Elle a également des problèmes avec l’octroi automatique de la citoyenneté canadienne aux nouveau-nés. «Ces gens exploitent le système. »
Les obstétriciens sont censés être payé 400 $ pour un accouchement normal, mais ils ne reçoivent rien quand une ressortissante étrangère quitte sans payer, dit le Dr Barrette. Pour certains obstétriciens, cela s’est avéré « un fardeau financier important ».
Le cas survenu en Colombie-Britannique a été médiatisé quand un nouveau-né a été transporté d’urgence à l’hôpital ce mois-ci, souffrant apparemment du syndrome du bébé secoué. Les parents chinois ont raconté au Vancouver Province qu’ils étaient venus à Richmond pour contourner l’exigence d’un seul enfant par couple et pour garantir la citoyenneté canadienne à leur enfant. «Nous voulions que notre enfant ait un bon avenir», a dit le père.

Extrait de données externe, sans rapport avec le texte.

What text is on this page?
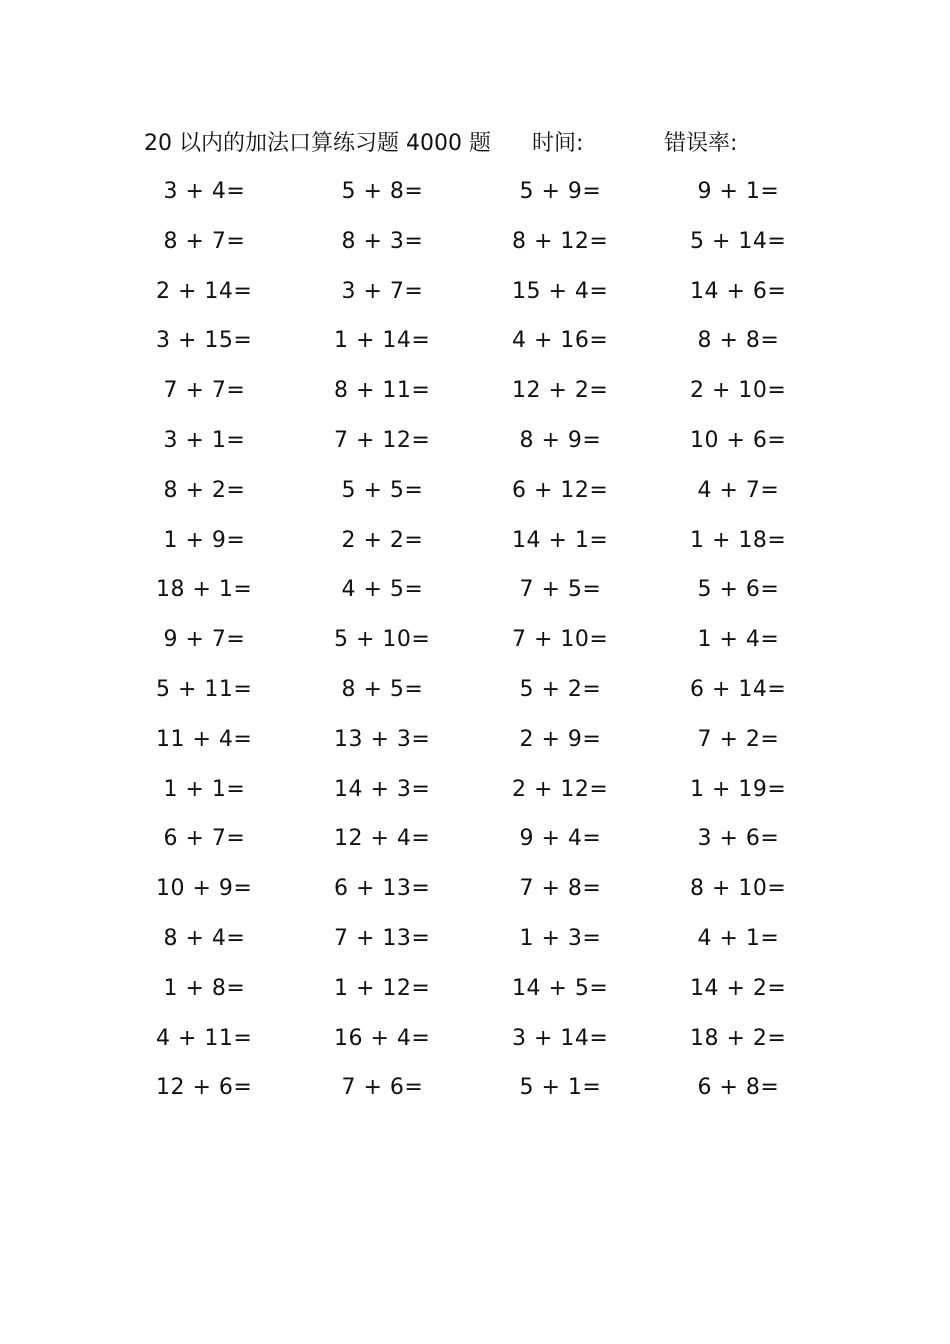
20 以内的加法口算练习题 4000 题 时间:	错误率:
3 + 4=	5 + 8=	5 + 9=	9 + 1=
8 + 7=	8 + 3=	8 + 12=	5 + 14=
2 + 14=	3 + 7=	15 + 4=	14 + 6=
3 + 15=	1 + 14=	4 + 16=	8 + 8=
7 + 7=	8 + 11=	12 + 2=	2 + 10=
3 + 1=	7 + 12=	8 + 9=	10 + 6=
8 + 2=	5 + 5=	6 + 12=	4 + 7=
1 + 9=	2 + 2=	14 + 1=	1 + 18=
18 + 1=	4 + 5=	7 + 5=	5 + 6=
9 + 7=	5 + 10=	7 + 10=	1 + 4=
5 + 11=	8 + 5=	5 + 2=	6 + 14=
11 + 4=	13 + 3=	2 + 9=	7 + 2=
1 + 1=	14 + 3=	2 + 12=	1 + 19=
6 + 7=	12 + 4=	9 + 4=	3 + 6=
10 + 9=	6 + 13=	7 + 8=	8 + 10=
8 + 4=	7 + 13=	1 + 3=	4 + 1=
1 + 8=	1 + 12=	14 + 5=	14 + 2=
4 + 11=	16 + 4=	3 + 14=	18 + 2=
12 + 6=	7 + 6=	5 + 1=	6 + 8=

Ils résidaient dans une maison de maternité qui semble accueillir des parents provenant de la Chine. Anna Marie D’Angelo, une porte-parole de la Vancouver Health Authority, a déclaré que l’agence ne réglemente pas ces installations et ne dispose pas d’informations sur leur clientèle. Elle suggère, cependant, que le tourisme de maternité n’est pas un gros problème, du moins à l’Hôpital de Richmond qui n’a accouché que trois ressortissantes étrangères l’année dernière.
À Toronto, un porte-parole du Mt. Sinai Hospital a déclaré que son institution n’avait pas eu beaucoup de cas de bébés passeport.
Pendant ce temps, un forum en ligne sur magicmaman.com, un site Internet basé en France, affiche des commentaires de trois femmes dont la nationalité n’est pas précisée et qui disent qu’elles prévoient venir au Canada pour avoir des bébés comme « touristes », et au moins une internaute a demandé des informations sur ce qu’il en coûte.